If a child reads ‘strat’ as ‘start’, they are not processing the word accurately and when children do this frequently, they can’t make sense of connected text. In other words, the check is useful in identifying the kinds of maladaptive strategies some children resort to because they haven’t been taught to decode properly.
To claim also that children are confused by nonsense words is frankly laughable. If teachers are doing their job properly, they are telling children taking the check that some words are not real words. There’s even a cartoon type figure to alert the child to which particular words are non-words.
The next red herring is meaning. Nonsense words, by definition, don’t have meaning. But then many words that children encounter in their reading are unfamiliar to them. They still need to be decoded accurately, as any reader of Roald Dahl or Edward Lear would confirm.

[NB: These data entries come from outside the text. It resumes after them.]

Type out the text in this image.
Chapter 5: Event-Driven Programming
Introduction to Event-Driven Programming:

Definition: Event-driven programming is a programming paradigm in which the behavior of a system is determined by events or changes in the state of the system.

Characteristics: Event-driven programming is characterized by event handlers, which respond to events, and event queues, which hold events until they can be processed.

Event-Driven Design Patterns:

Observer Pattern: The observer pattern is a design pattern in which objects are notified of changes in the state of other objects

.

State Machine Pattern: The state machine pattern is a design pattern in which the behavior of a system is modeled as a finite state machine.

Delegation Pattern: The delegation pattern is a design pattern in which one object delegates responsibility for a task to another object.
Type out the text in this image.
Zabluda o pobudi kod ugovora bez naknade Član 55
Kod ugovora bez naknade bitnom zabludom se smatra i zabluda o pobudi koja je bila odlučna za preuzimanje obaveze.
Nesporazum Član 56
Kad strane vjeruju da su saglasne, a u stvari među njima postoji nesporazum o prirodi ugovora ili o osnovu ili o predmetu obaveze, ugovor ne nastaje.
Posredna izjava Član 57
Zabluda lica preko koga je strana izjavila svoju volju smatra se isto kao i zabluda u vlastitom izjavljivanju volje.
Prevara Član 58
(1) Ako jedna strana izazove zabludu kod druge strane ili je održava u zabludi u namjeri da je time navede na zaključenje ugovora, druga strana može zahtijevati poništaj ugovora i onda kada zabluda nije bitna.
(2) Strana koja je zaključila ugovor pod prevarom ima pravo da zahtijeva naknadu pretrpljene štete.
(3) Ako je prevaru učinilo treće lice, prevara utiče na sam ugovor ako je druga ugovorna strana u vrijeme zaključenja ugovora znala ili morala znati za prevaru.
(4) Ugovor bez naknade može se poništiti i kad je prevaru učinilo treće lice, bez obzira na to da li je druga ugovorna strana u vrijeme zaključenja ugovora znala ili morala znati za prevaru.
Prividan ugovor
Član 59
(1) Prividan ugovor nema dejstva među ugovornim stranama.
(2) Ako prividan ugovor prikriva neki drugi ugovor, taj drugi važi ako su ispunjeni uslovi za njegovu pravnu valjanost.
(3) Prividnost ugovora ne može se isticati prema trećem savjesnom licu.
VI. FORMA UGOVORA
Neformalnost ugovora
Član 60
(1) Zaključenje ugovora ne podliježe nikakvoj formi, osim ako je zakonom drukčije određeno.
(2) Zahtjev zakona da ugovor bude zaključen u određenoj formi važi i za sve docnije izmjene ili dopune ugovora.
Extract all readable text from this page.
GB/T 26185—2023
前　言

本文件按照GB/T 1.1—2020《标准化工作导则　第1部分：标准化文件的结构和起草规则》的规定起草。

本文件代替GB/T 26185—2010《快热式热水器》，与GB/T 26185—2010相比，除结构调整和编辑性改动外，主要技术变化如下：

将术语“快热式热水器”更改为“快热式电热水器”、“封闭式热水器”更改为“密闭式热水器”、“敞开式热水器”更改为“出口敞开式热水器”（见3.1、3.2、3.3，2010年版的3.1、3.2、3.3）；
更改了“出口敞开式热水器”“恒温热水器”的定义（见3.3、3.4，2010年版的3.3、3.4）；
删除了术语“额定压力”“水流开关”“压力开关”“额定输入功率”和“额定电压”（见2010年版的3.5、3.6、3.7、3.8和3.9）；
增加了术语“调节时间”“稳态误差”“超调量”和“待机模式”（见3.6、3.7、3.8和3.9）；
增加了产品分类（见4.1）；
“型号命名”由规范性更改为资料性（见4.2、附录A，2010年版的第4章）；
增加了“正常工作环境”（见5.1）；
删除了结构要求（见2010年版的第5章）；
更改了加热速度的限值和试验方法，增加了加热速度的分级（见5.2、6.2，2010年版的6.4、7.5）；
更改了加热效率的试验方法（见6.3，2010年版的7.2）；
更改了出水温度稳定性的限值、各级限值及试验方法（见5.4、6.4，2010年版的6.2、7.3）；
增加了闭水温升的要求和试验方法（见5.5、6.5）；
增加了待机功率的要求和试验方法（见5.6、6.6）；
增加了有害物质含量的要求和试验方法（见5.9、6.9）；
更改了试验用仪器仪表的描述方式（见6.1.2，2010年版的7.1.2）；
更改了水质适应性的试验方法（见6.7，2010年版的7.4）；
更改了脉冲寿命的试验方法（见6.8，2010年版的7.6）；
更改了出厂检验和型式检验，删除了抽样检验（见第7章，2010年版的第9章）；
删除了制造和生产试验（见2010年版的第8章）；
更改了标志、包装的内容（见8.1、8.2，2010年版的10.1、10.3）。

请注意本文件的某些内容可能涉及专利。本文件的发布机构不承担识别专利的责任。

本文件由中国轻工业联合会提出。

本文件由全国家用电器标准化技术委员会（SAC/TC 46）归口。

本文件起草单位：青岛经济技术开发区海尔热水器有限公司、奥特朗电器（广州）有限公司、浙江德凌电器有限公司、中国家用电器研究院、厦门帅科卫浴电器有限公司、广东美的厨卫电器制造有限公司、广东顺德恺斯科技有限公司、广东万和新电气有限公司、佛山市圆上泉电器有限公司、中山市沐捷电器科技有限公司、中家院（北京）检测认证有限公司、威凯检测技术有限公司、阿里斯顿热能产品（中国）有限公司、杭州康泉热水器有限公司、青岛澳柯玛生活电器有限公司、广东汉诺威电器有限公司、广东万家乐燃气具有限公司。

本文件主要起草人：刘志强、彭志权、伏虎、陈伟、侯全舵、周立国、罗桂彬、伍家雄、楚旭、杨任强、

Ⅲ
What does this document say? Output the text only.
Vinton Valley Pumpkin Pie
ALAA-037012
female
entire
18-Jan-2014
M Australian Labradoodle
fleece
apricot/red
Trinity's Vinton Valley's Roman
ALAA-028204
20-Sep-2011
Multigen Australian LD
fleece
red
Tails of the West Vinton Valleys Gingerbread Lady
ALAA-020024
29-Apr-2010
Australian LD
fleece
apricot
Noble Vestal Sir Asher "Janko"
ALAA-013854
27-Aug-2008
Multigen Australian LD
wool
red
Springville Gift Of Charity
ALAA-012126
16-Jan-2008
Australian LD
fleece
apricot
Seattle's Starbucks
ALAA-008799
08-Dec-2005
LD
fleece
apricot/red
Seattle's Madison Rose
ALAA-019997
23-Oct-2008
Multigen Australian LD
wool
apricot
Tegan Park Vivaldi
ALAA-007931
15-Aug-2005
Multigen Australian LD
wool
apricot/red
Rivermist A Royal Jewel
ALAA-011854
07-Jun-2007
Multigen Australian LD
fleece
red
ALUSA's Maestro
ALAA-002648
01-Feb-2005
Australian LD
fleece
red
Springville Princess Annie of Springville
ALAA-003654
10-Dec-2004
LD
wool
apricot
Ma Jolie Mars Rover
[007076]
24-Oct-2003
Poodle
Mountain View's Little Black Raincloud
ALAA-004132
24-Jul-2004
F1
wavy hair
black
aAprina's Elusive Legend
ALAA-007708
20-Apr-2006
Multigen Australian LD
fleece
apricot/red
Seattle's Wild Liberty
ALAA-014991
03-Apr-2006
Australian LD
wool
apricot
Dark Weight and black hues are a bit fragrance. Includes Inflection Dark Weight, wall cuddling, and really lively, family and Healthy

At this point the writer proves beyond all doubt that ‘she’ should have stuck to parenting because ‘she’ sure as hell don’t know anything about teaching reading! ‘She’ tells us next that ‘phonics is all about the sound a letter or group of letters make’. Wrong! Letters don’t make sounds. They represent the sounds of the English language. If young children are taught that letters ‘make’ or ‘say’ sounds, then they come to believe, because of the complexity of the code, that letters can ‘make’ or ‘say’ any sound. The alphabet code is driven by sounds. The arbitrary assemblage of squiggles we call letters represent those sounds.
In comparison with other European alphabet codes (Spanish, German, Italian), the English alphabet code is notoriously opaque. But to say that it is complex, doesn’t mean that ‘focusing on phonics gives out the wrong message’. The benighted writer demonstrates her complete ignorance of what phonics is by maintaining that ‘not all words can be decoded’. Oh dear! It is so sad that a newspaper like the Indie can give space to this kind of rubbish. All words are comprised of sounds. The sounds in every word in English have been assigned spellings, otherwise, doh, Jennifer Jackson, we wouldn’t be able to read them, would we? What’s more, the words ‘one’ and ‘was’ make manifest the authors confusion. She says: ‘In phonic speak, the former would read “wun” and the latter “woz”.’ Well yes, they, er, would. That’s because that’s how people (depending on accent) say those words. And, of course, it’s true that in the early stages of teaching children to read, words containing greater complexities present the phonics teacher with a challenge. An answerable challenge, I would add. But language isn’t entirely orderly and there are anomalies. The fact is these anomalies are relatively few and they can be dealt with.
Another specious argument wielded by ‘Jackson’ is that children who can read ‘a fair number of words are being encouraged to go back to basics’. This recalls the oft-made claim that phonics is all about ‘kuh’ ‘a’ ‘tuh’. Actually, it isn’t! Phonics takes children from being able to read and spell ‘cat’ to being able to read and spell ‘catastrophe’, which is a ‘fair’ description of Jackson’s outpouring of nonsense.
However, the most mendacious and execrable part of the article is the utterly untruthful allegation that teachers are teaching children to write words incorrectly. If there is one iota of truth in the writer’s claim that a teacher is demanding that children spell certain words phonetically when they are able to spell them correctly, the teacher should be taken out of the classroom immediately. I suspect there is no such teacher and that the hysterical assertion has been made to create disquiet amongst parents who have no knowledge of what phonics teaching is truly about.
The piece by ‘Jennifer Jackson’ is not journalism. It’s agitprop and it should have no place in a reputable newspaper.